Planned Parenthood Great Northwest, Hawaii, Alaska, Indiana, Kentucky filed a petition with the Idaho Supreme Court back on March 30th. Part of that filing included a request for an expedited process, which the court granted the next day, March 31st. The reason for the expedited process, Planned Parenthood wants to get the new abortion law blocked before it goes into effect on April 22nd.
However, court records show that the Idaho Attorney General’s Office is pushing back, saying things are moving too quickly. They write in an April 1st court filing that “Through no fault of its own, Respondent did not have an opportunity to file its opposition to Petitioners’ Motion to Expedite Briefing and Argument prior to the granting of this Motion.”
They point to three major issues they have with the expedited hearing:
“(1) the novel and weighty constitutional issues raised in the Petition deserve careful consideration, which will be lost if the current briefing schedule set by the Order stands; (2) the Petition presents generalized constitutional questions, as well as factual issues, that are inappropriate for the exercise of original jurisdiction; and (3) there are multiple alternative and timely avenues by which Petitioners could obtain the expeditious relief that they seek.”
In an extended explanation, the AG’s office reiterates that they believe a lower court should take on the issue because of the nature of the claims and process. They write that instead of the Supreme Court: “The district courts are designed to provide for the timely gathering of facts and evidence as well as to hear disputes regarding such, while the Supreme Court is primarily a court of review.”
In a responding court filing, counsel for Planned Parenthood argues that there is plenty of time for the AG’s office to prepare pointing to the lengthy opinion the AG’s office published earlier this year. That opinion expressed significant questions about the new abortion law and the legal ramifications it comes with.
Planned Parenthood also pushed back saying the expedited schedule is reasonable given the circumstances, the Supreme Court is the correct venue because of constitutional questions, and that other reasons for delay given by the AG’s office are irrelevant to the facts in their opinion.
The filing does however say that Planned Parenthood is not opposed to extending the briefing schedule if the Supreme Court blocks the new law, pending a result in the Supreme Court. Meaning, that Idaho abortion care can continue as is until the Supreme Court rules if the new law is acceptable or not.
The most recent filing in the case is from the AG’s office, again, pushing back on arguments from Planned Parenthood including the notion that they’ve had plenty of time to work on the case.
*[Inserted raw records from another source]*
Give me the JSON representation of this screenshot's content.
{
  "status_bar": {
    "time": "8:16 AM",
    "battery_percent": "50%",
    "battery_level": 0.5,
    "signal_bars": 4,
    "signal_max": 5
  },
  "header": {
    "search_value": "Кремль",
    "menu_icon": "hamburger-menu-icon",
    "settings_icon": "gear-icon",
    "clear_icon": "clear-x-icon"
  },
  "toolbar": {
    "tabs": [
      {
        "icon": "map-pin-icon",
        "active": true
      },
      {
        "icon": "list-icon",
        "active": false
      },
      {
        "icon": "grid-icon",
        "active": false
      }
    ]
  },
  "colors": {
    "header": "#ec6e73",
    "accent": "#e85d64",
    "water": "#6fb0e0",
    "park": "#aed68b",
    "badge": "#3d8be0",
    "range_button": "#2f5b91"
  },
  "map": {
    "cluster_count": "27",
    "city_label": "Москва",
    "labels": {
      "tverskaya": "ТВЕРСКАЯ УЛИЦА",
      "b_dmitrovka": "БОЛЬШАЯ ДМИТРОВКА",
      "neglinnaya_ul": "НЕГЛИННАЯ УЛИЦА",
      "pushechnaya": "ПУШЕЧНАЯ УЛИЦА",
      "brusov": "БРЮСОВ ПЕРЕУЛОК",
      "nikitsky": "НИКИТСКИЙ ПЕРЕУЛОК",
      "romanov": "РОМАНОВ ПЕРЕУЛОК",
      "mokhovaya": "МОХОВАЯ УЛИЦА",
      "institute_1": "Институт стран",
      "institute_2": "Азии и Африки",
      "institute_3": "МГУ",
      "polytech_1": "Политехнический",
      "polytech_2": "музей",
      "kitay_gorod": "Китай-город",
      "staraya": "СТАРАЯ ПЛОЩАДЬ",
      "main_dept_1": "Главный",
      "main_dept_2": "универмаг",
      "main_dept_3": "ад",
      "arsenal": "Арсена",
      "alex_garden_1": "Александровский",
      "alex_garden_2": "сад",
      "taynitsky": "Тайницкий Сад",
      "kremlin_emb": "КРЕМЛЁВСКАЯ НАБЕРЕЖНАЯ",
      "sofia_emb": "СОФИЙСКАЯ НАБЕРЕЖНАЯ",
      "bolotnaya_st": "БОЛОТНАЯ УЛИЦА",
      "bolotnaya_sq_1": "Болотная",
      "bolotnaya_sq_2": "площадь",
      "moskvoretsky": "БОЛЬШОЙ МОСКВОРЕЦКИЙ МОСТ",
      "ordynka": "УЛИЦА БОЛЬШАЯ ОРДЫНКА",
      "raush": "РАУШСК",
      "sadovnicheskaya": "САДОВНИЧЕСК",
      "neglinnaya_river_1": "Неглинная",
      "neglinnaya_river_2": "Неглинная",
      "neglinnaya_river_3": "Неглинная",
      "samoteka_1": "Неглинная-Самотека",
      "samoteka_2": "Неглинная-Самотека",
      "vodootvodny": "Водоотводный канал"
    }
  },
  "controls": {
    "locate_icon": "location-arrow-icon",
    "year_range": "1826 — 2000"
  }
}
The AG’s office argues in part that preparing the AG opinion back in February is different work and is totally different circumstances now than back then.
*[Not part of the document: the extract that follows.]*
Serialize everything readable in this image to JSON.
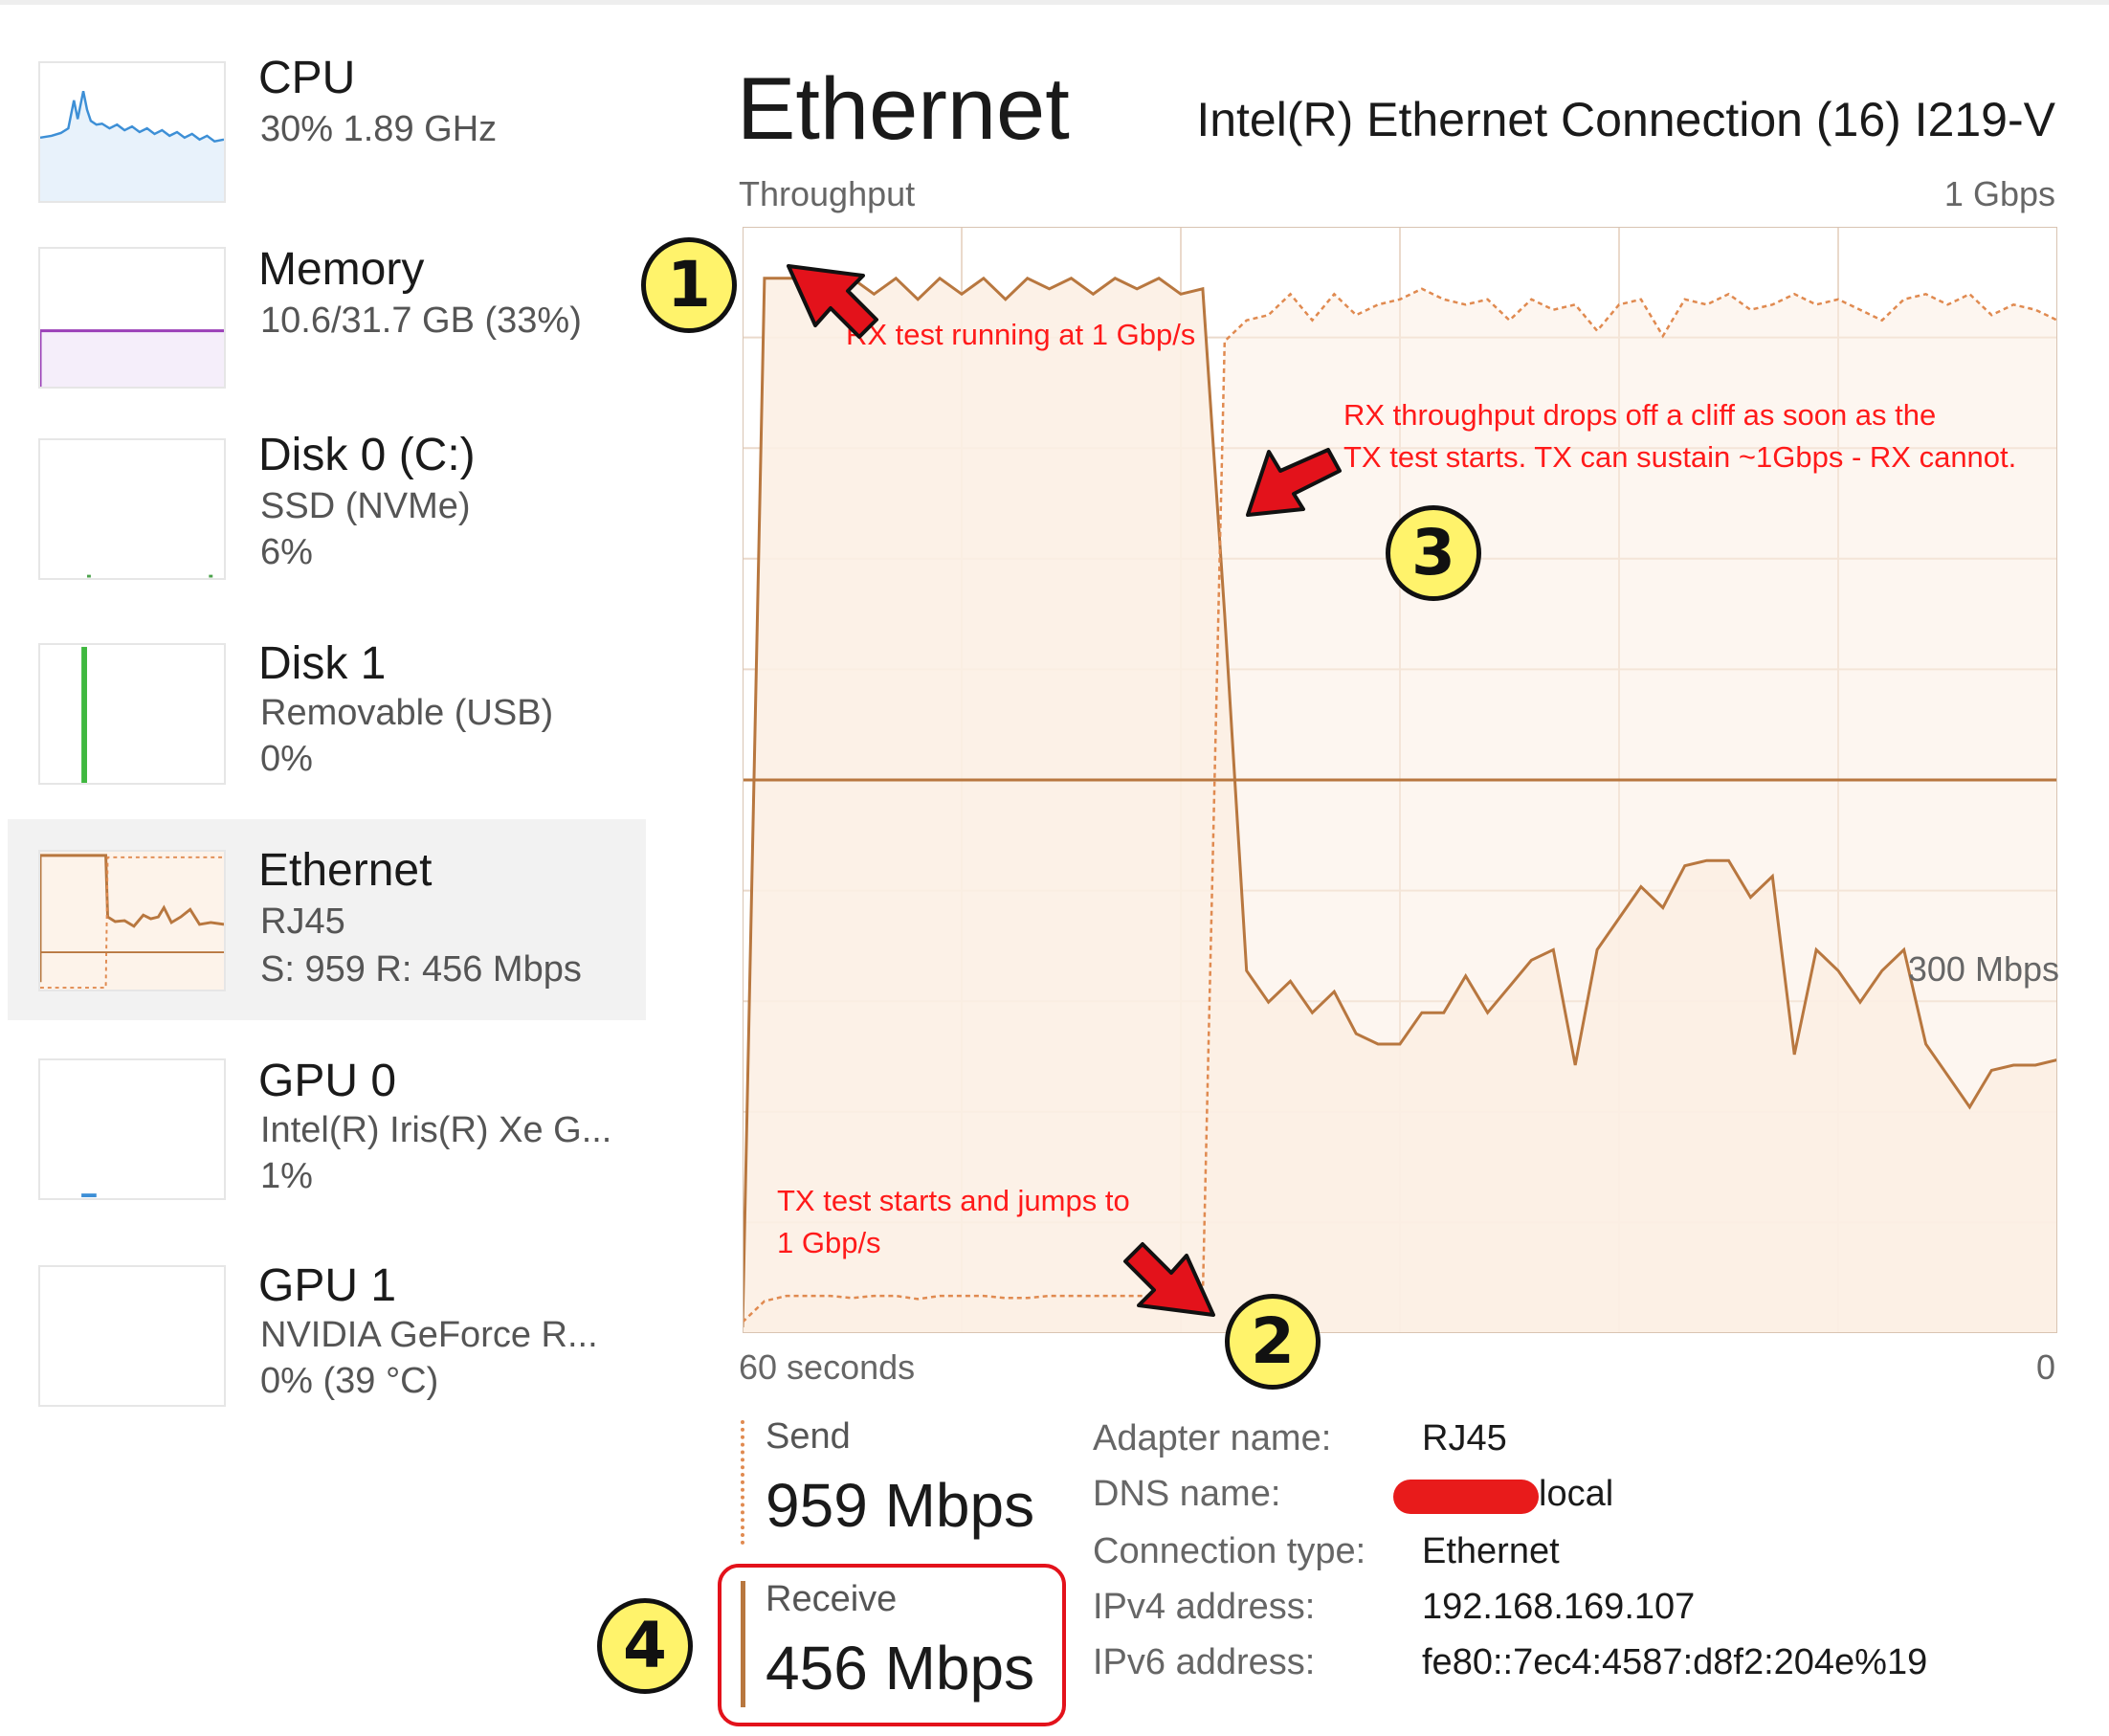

Now it is a matter of waiting and seeing how the Supreme Court rules. A spokesperson for the AG’s office told KTVB "As of now, the state would need to file its brief by the 14th – unless the court grants that motion to reconsider and sets a later date. The petitioners would then have to file their brief in response to the state’s brief no later than seven days after the state’s brief is filed. Oral arguments could then be set at the discretion of the court.”